Curiosity killed the Cat

 氷雨が降っていた。

 夕方も遅い時間に、最後の客を乗せた馬車がファサードを離れ、広壮な館には静寂が戻った。むろん使用人たちには後片付けが残っているとはいえ、つい先ごろまで子供たちの甲高い声が広間ホールや廊下に響いていたのに比べると、今は幽霊でも出そうな静けさだった。

 聖歌隊の少年らのうち何人かは、引き取りたいと客から申し入れがあったと聞いた。前列で歌っていた子が大半だそうだ。

 世の中はそんなものだ――ロビンは残ることになったと言われても、ジャックは残念だとも思わなかった。

「温かいお茶か、お酒でもお持ちしましょうか?」

 暖炉の前にしゃがみこみ、火をかき立てながらジャックは聞いた。

 客の見送りに外に出た際に足元を濡らした主は、厚手のガウンに着替え、毛皮の内張りをした室内履きに足を突っ込んで、安楽椅子から火のほうへ脚を伸ばしている。

「そうだな、ブランデーを頼む。サイモンに言えば選んでくれるはずだ。……ああそれから、残っている子供たちにホットミルクをやるのを忘れないようにと伝えてくれ」

 主の声はすでにまどろみの中にいるように低く、気怠かった。

「かしこまりました」

「お前もなかなかに、従者ヴァレットのようなふるまいが身についてきたようだね、ジャック?」

 命じられたことをするために戸口へ向かう彼の背に、ねぎらいの言葉がかかる。

「お前は役に立つ、いい子だよ……」

「ありがとうございます、サー」

 ブリジットの淹れてくれたお茶を飲んだ時のように、胸の中に、ぽっと光と熱が灯るのを彼は感じた。しかし子供のようにはしゃぐことはせず、微笑みで返す。主には見えていないはずだが、声が弾んで、少し震えてさえいたのに気づいてくれていたのなら嬉しいのだけれど……。

 階下へ降りサイモンを探す。果たして、老執事は、この屋敷で起こることのすべてを察知していると言わんばかりに、酒蔵セラーの前にいた。

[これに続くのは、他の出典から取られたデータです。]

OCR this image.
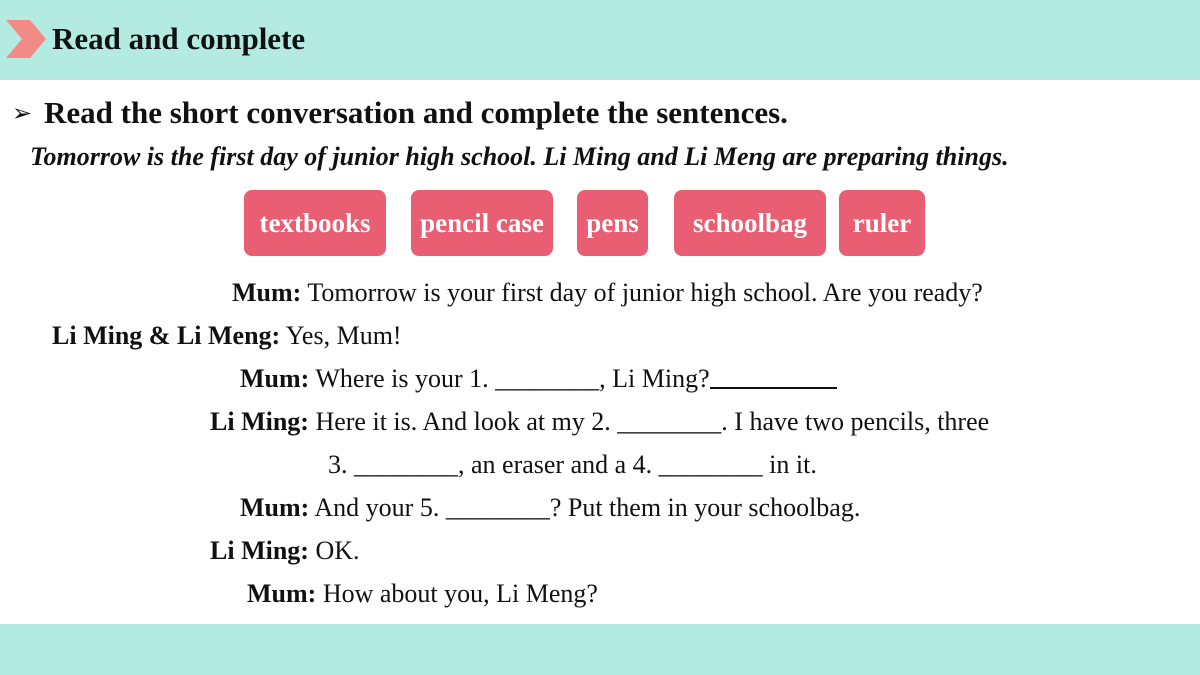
Read and complete
➢ Read the short conversation and complete the sentences.
Tomorrow is the first day of junior high school. Li Ming and Li Meng are preparing things.
textbooks	pencil case	pens	schoolbag	ruler
Mum: Tomorrow is your first day of junior high school. Are you ready?
Li Ming & Li Meng: Yes, Mum!
Mum: Where is your 1. ________, Li Ming?
Li Ming: Here it is. And look at my 2. ________. I have two pencils, three
3. ________, an eraser and a 4. ________ in it.
Mum: And your 5. ________? Put them in your schoolbag.
Li Ming: OK.
Mum: How about you, Li Meng?
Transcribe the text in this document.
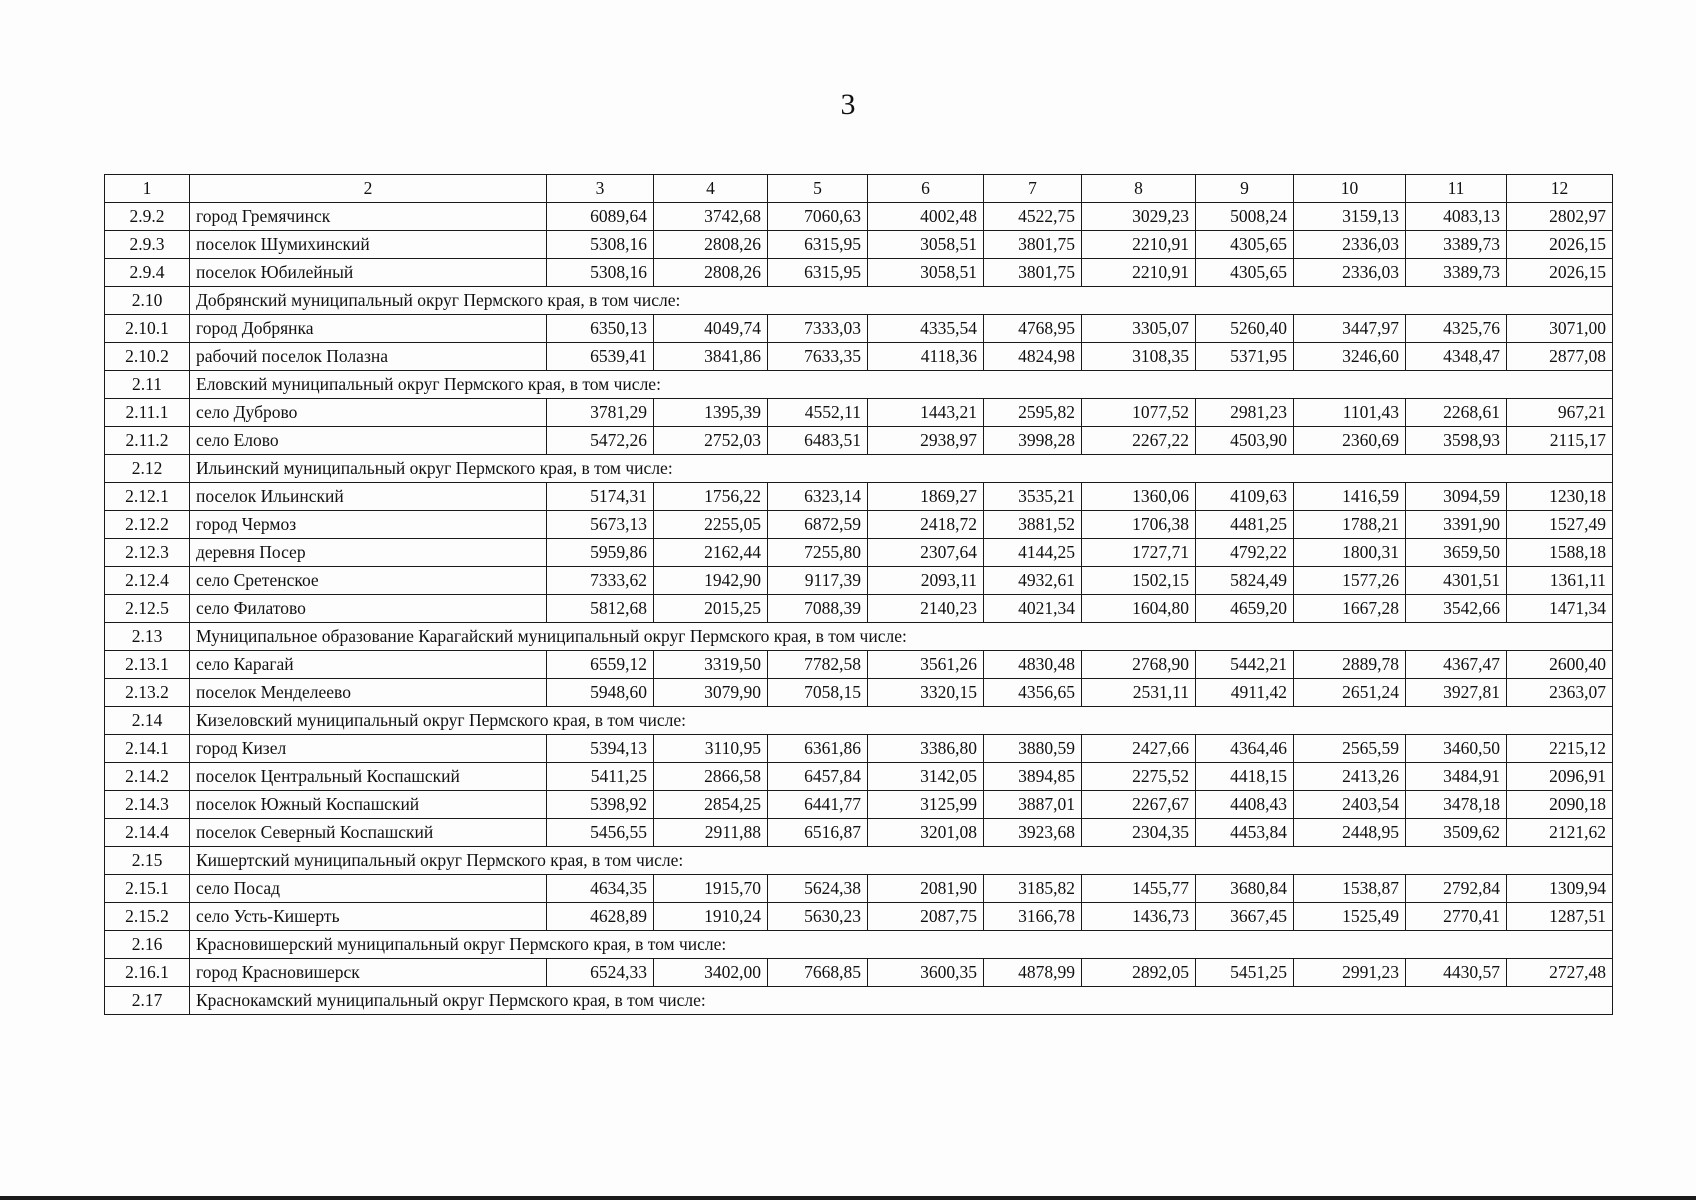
3
1	2	3	4	5	6	7	8	9	10	11	12
2.9.2	город Гремячинск	6089,64	3742,68	7060,63	4002,48	4522,75	3029,23	5008,24	3159,13	4083,13	2802,97
2.9.3	поселок Шумихинский	5308,16	2808,26	6315,95	3058,51	3801,75	2210,91	4305,65	2336,03	3389,73	2026,15
2.9.4	поселок Юбилейный	5308,16	2808,26	6315,95	3058,51	3801,75	2210,91	4305,65	2336,03	3389,73	2026,15
2.10	Добрянский муниципальный округ Пермского края, в том числе:										
2.10.1	город Добрянка	6350,13	4049,74	7333,03	4335,54	4768,95	3305,07	5260,40	3447,97	4325,76	3071,00
2.10.2	рабочий поселок Полазна	6539,41	3841,86	7633,35	4118,36	4824,98	3108,35	5371,95	3246,60	4348,47	2877,08
2.11	Еловский муниципальный округ Пермского края, в том числе:										
2.11.1	село Дуброво	3781,29	1395,39	4552,11	1443,21	2595,82	1077,52	2981,23	1101,43	2268,61	967,21
2.11.2	село Елово	5472,26	2752,03	6483,51	2938,97	3998,28	2267,22	4503,90	2360,69	3598,93	2115,17
2.12	Ильинский муниципальный округ Пермского края, в том числе:										
2.12.1	поселок Ильинский	5174,31	1756,22	6323,14	1869,27	3535,21	1360,06	4109,63	1416,59	3094,59	1230,18
2.12.2	город Чермоз	5673,13	2255,05	6872,59	2418,72	3881,52	1706,38	4481,25	1788,21	3391,90	1527,49
2.12.3	деревня Посер	5959,86	2162,44	7255,80	2307,64	4144,25	1727,71	4792,22	1800,31	3659,50	1588,18
2.12.4	село Сретенское	7333,62	1942,90	9117,39	2093,11	4932,61	1502,15	5824,49	1577,26	4301,51	1361,11
2.12.5	село Филатово	5812,68	2015,25	7088,39	2140,23	4021,34	1604,80	4659,20	1667,28	3542,66	1471,34
2.13	Муниципальное образование Карагайский муниципальный округ Пермского края, в том числе:										
2.13.1	село Карагай	6559,12	3319,50	7782,58	3561,26	4830,48	2768,90	5442,21	2889,78	4367,47	2600,40
2.13.2	поселок Менделеево	5948,60	3079,90	7058,15	3320,15	4356,65	2531,11	4911,42	2651,24	3927,81	2363,07
2.14	Кизеловский муниципальный округ Пермского края, в том числе:										
2.14.1	город Кизел	5394,13	3110,95	6361,86	3386,80	3880,59	2427,66	4364,46	2565,59	3460,50	2215,12
2.14.2	поселок Центральный Коспашский	5411,25	2866,58	6457,84	3142,05	3894,85	2275,52	4418,15	2413,26	3484,91	2096,91
2.14.3	поселок Южный Коспашский	5398,92	2854,25	6441,77	3125,99	3887,01	2267,67	4408,43	2403,54	3478,18	2090,18
2.14.4	поселок Северный Коспашский	5456,55	2911,88	6516,87	3201,08	3923,68	2304,35	4453,84	2448,95	3509,62	2121,62
2.15	Кишертский муниципальный округ Пермского края, в том числе:										
2.15.1	село Посад	4634,35	1915,70	5624,38	2081,90	3185,82	1455,77	3680,84	1538,87	2792,84	1309,94
2.15.2	село Усть-Кишерть	4628,89	1910,24	5630,23	2087,75	3166,78	1436,73	3667,45	1525,49	2770,41	1287,51
2.16	Красновишерский муниципальный округ Пермского края, в том числе:										
2.16.1	город Красновишерск	6524,33	3402,00	7668,85	3600,35	4878,99	2892,05	5451,25	2991,23	4430,57	2727,48
2.17	Краснокамский муниципальный округ Пермского края, в том числе:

「ちょうどよかった。捜す手間が省けたよ。寝酒にブランデーがほしいって旦那様が――銘柄は適当に見繕ってくれって。それと、残っている子供たちにはホットミルクをやってくれってさ」

 執事はうなずいた。かすかな、ため息のような音が、この頑健そうな初老の男の胸から漏れた。

「私が持っていこう。お前はもういい」

「それじゃ、俺は子供らに――」

「それも私がやる」

「サイモン――いいのかい? 子供たちがいるのは屋根裏だぜ。一緒に持っていくんじゃ冷めちまうし、いくらあんたの脚でも、二度も半地下ここ上階うえを行ったり来たりするのは大変だろ。あんたは旦那様のお供でずっと起きてたみたいだし……俺のほうがうんと若いんだから、遠慮するなよ」

 最後のは余計だったか、と彼が心の中で舌を出す前に、鉄の規律を持つ執事は言った。

「余計な口を利くなと前に言っただろう。お前に気遣ってもらう必要はない。いいからさっさと自分の部屋に戻るんだ。扉はしっかり閉めておけ。夜中に子供らと枕投げをして遊ぼうなどという悪戯心を起こすんじゃないぞ」

「俺を一体いくつだと思ってるんですか? しませんよそんなこと」

 実を言うとちょっぴりそんな気分になっていたことは確かだが、水を差され、ジャックは唇を尖らせて使用人用の階段へ引き返した。